February 26, 2024

September 2021, Jeeves After participating in Y Combinator’s Summer 2020 cohort, began offering corporate credit cards as its main product (mainly focused on Latin America).

When it launches in 2021, Jeeves describes itself as the first “multi-national, cross-currency” expense management platform – serving businesses in North America, the UK and Europe. The company has raised a total of $265 million in equity funding at a valuation of $2.1 billion.

In 2022, the startup appears to have hit a big stride. Heading into 2023, the company has an annualized run rate of more than $40 million, up 250% year-over-year, CEO and founder Dileep Thazhmon said. Today, it announced further expansion, now offering prepaid cards and cross-border payments for businesses.

Jeeves describes itself as “a financial operating system built for global corporations”. The fully remote New York-based company is backed by investors including Andreessen Horowitz (a16z), CRV and Tencent, and recently raised an additional $25 million from an undisclosed sovereign wealth fund in the Middle East.

Notably, the 182-employee startup still has more than three years to grow, Thazhmon said.

“We were lucky to raise capital at the right time. We also focused on reducing burn — I think we’ve cut costs by almost 50% in the past five months,” he added. “Contributing to profits is the focus this year. We want to be active in all the countries where we operate and in all the products we have.”

Beyond Credit Expansion

Jeeves’ story runs counter to many others in the fintech space, where funding has plummeted and growth stories are harder to come by.

Thazhmon said the startup’s expansion helped round out its offering as an “all-in-one platform” that combines accounts payable, invoicing and expense management with credit and prepaid cards for companies operating across borders. That, he hopes, will only help it grow further.

“By launching prepaid cards and cross-border payments, our customers can go beyond employee expenses and use Jeeves to pay for all company-related expenses, including supplier payments and invoices,” said Thazhmon.

As part of the new service, Jeeves claims, customers will be able to transfer funds in and out of Brazil, Colombia and Mexico within 24 hours — a process that has historically taken up to seven days. Most importantly, customers will be able to pay for operations in more than 150 countries in their local currency using multilingual invoice scanning technology.

The company hopes to expand beyond credit as customers ask if they can also choose to send money in the form of preloaded cards or customer deposits to fund their operations in other countries.

“We look a bit like Global Bill.com, where one component is expense management and the other is accounts payable, so it’s much more robust than a credit-based corporate card,” Thzhmon said.

In May, Jeeves also completed full local issuance in all 22 countries where it operates, and can pay in local currencies.

“This is a very big differentiator because it means we are the only expense management company that can issue local cards in Latin America, North America and Europe,” Thzhmon told TechCrunch. “It takes time to build railroads in other countries. If you look at expense management platforms in the U.S., they can’t join a company based in Mexico. If you look at expense management providers in Mexico, they can’t join a company based in the U.S. Jeeves can do both.”

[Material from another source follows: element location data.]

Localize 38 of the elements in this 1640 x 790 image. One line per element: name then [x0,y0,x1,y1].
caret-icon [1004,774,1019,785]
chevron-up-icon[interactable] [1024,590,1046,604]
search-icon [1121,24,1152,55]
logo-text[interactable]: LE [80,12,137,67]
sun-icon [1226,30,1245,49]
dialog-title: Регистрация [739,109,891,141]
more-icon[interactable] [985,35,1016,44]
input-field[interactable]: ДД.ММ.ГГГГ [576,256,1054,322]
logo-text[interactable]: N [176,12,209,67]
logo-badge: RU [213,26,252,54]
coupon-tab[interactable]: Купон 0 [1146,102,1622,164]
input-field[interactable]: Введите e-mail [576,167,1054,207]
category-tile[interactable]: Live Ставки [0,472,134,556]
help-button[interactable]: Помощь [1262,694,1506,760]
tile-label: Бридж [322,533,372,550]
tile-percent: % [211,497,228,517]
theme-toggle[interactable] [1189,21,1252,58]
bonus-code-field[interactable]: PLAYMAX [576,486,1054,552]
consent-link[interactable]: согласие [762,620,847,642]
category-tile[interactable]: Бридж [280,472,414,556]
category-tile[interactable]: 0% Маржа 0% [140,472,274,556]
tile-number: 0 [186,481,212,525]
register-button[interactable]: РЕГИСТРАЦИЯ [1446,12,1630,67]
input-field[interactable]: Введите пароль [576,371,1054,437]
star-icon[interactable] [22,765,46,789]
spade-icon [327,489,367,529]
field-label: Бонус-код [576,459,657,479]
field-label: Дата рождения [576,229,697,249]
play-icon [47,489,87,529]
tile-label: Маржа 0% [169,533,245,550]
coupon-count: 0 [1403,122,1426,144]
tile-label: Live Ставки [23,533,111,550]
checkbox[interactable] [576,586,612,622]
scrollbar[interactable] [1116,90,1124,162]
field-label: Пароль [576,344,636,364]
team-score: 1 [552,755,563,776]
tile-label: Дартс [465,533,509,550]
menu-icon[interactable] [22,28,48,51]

Building “One Country One Country”

Jeeves was founded in 2020 on the premise that start-ups have traditionally had to rely on local and country-specific financial infrastructure. For example, a business with employees in Mexico and Colombia needed multiple providers for its treasury functions in each country—one corporate card for Mexico, one for Colombia, and another provider for cross-border payments.

The company said it provides underwriting, credit and payment channels in local currencies for “any business expenditure that crosses borders and currencies.” Its current customers include Kavak, dLocal and Rappi in 22 countries in North America, Latin America, the UK and Europe. Nearly 60 percent of Jeeves’ revenue comes from Colombia, Mexico and Brazil.

The company is an official Mastercard member in these three countries and claims to be the only expense management provider with a local Bank Identification Number (BIN) in all 22 countries on three continents where it operates. Jeeves said it could join companies based in the U.S., Canada, U.K., Mexico, Colombia, Brazil and Europe.

“We’re basically building country by country in each region. That’s why it’s such a huge achievement,” Tazmon said. “It took about 18 months to get this done.”

To support its continued growth, Jeeves recently made several high-profile hires, including Alex Melikian, formerly of Payoneer, as chief financial officer; Daniel Adams, formerly of Marqeta, as chief compliance officer; and Lowell Isaacs, formerly of Capital One, as its vice president of credit risk and underwriting.

“Our long-term goal is to go public,” Tazmon told TechCrunch. “Given that we’ve been with YC less than 3 years and officially launched two years ago, our next phase involves expanding our leadership team and recruiting leaders with public company experience, including understanding what it takes to turn a young fast-growing startup into a scalable public company.”